At this point, BART management could do just about anything and it wouldn't raise eyebrows. By the time its $399,000 hired gun Tom Hock missed a bargaining session to go to Disneyland -- taking a break from artless, deal-free negotiations to deliver a lecture titled "The Art of Negotiating the Deal" -- any and all Rubicons had been crossed.
So, it might come as little surprise that, on the very day BART's board declared a family leave provision pegged at between $1.4 million and $10.5 million a year too costly, it gratuitously boasted of $128 million in savings via an accelerated train car procurement deal.

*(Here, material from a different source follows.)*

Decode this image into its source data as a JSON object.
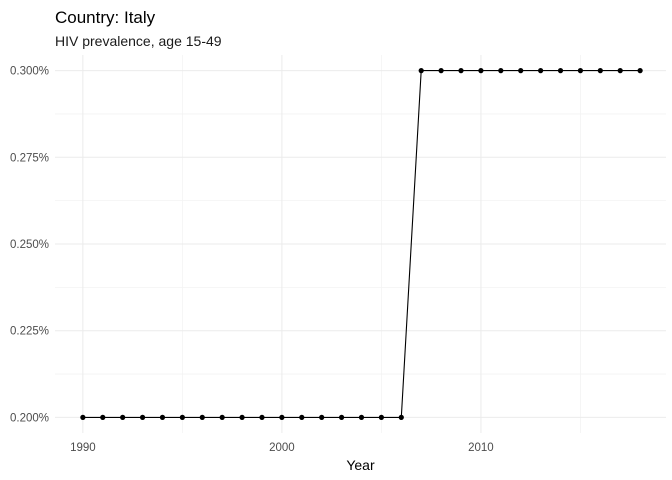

Depending on one's mindset regarding the strike -- which has, sadly, resulted in a great deal of Manichean coverage -- this turn of events could be spun any which way.
But them's the facts: BART simultaneously trumpeted massive cost savings while crying poo regarding far, far lower labor costs. You can argue about the rightness of codifying a supposed "error" or note that the savings are also tied to fast-tracking a spectacularly expensive train car procurement. But, once again, BART management managed to stick its foot in its mouth -- which is even more inadvisable after treading through a BART train.
If nothing else, BART management can pride itself on a rarified achievement yesterday. It is now, officially, more agonizing to watch than the answering machine message scene in Swingers.
You take the victories as they come.